As I am sitting around the table for Thanksgiving Dinner, my grandma is telling me about her time as a stenographer. She told me about shorthand—where one can write lines and dashes in regards to the sounds being emitted in conversation. It made for scarily fast documentation and was ideal for recording conversations. My grandma had been extremely gifted in this regard, as she could write in shorthand faster than people could talk. She told me stories of how her teachers in high school would speak as quickly as possible, switching the tone and pitch of their voices in attempts to throw her off. But my grandma would recite back to them exactly what was said. It was a phenomenal skill. She told me about Thanksgiving Dinners when she was kid. She would sit back with her steno pad and record her parents and relative speaking around the table. When they were done talking, she would recite the entire conversation back to them. I was engrossed. I had her write my name in shorthand. A six-character name—Justin—was reduced to two quick flicks of the wrist, resulting in something that looked like an italicized ‘h’. It was genius.
As I got to thinking about shorthand, I started to wonder why it had died. Quick recording was definitely a highly-regarded need in the modern age—probably more so than ever. We want minimalistic accuracy. Shorter. Sweeter. Simpler. Communication is key to any aspect of life, and when it is elegantly frugal, it is most effective and beautiful. Why, then, did shorthand largely disappear? Or, more accurately, why was it never adopted for public use?

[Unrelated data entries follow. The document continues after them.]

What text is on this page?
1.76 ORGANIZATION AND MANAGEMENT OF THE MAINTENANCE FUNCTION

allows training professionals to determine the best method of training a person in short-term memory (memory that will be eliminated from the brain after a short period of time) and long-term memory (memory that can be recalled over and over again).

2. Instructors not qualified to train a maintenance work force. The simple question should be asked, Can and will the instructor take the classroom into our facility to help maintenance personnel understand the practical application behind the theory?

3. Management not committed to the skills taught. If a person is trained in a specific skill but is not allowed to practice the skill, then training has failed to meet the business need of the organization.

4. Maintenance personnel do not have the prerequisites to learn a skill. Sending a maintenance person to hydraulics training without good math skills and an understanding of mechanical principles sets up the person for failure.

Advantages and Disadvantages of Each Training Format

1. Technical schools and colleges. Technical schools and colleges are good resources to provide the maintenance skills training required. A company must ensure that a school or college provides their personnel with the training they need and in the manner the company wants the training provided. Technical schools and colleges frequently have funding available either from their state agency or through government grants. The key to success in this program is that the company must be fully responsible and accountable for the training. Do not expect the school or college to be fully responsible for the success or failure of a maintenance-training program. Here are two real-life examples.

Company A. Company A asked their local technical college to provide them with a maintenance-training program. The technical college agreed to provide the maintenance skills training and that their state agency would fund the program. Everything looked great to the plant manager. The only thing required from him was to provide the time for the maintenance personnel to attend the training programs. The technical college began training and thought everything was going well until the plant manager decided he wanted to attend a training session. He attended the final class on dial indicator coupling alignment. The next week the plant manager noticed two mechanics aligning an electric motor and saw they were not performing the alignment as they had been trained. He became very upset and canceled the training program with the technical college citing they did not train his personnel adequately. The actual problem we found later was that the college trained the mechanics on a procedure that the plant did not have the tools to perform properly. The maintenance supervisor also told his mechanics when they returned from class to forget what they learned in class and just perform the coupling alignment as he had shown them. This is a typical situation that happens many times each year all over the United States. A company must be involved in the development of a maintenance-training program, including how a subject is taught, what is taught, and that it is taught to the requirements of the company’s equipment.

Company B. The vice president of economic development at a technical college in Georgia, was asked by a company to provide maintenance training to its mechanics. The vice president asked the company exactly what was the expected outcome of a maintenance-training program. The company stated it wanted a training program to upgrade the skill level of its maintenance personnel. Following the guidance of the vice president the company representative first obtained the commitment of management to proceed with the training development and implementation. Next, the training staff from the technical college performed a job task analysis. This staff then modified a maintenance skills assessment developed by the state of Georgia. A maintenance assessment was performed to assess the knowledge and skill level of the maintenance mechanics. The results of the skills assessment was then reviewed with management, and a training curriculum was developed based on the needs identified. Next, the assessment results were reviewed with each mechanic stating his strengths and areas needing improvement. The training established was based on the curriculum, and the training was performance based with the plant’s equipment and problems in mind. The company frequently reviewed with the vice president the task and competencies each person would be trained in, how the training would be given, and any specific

In the rise of social media and the digital transfer of information, most communication is done through text. Whether it be emailing, messaging, texting, tweeting, or whatever, a reliance on characters has become nearly unavoidable. As a result, people are writing much more. Not with the hands, as cursory handwriting has been eliminated from most education systems and printing has declined in neat/careful+ness, but through typing. People can type as fast as my grandma could write shorthand. On the surface, the move to typing would be common sense, as the text could be CTRL+C & CTRL+V <copy and pasted> infinitely many times. It could be reformatted and edited—if need be—and is written in uniform characters which would be readable by anyone. Anyone, that is, who can read the language of documentation. As character typing seems more effective, I feel that it loses the universal abilities of shorthand. If this style of writing was truly subjected to sounds alone, it could, potentially, be used to document the speaking of any language in perfect detail. By reading back the sounds, one could potentially recite any tongue. This is something characters cannot represent. In the English language, characters do not fully reconstruct sounds. Rather, they can stand in place of ideas or meanings.
With so much text-based communication, we often inject emotions and symbols (like the ever famous UNICODE SNOWMAN! ☃) 8^B <<< this is a nerd-face emoticon.
In a sense, this new form of life documentation is more natural and fluid. Formal conversations no longer require a stenographer. Anyone can pull out a smart-phone and text his/her thoughts to Twitter or Facebook or the tumbleweed rampant Google+. While we may not be recording conversations in a potentially universal medium, we are keeping an ongoing log of our lives and thoughts in the most efficient form possible.
While my grandma reminisces on writing shorthand on her steno-pad, I pull out my phone and tweet about the table conversations in 140 characters or less.
Elegance in the art resides in selecting those ≤ 140 characters.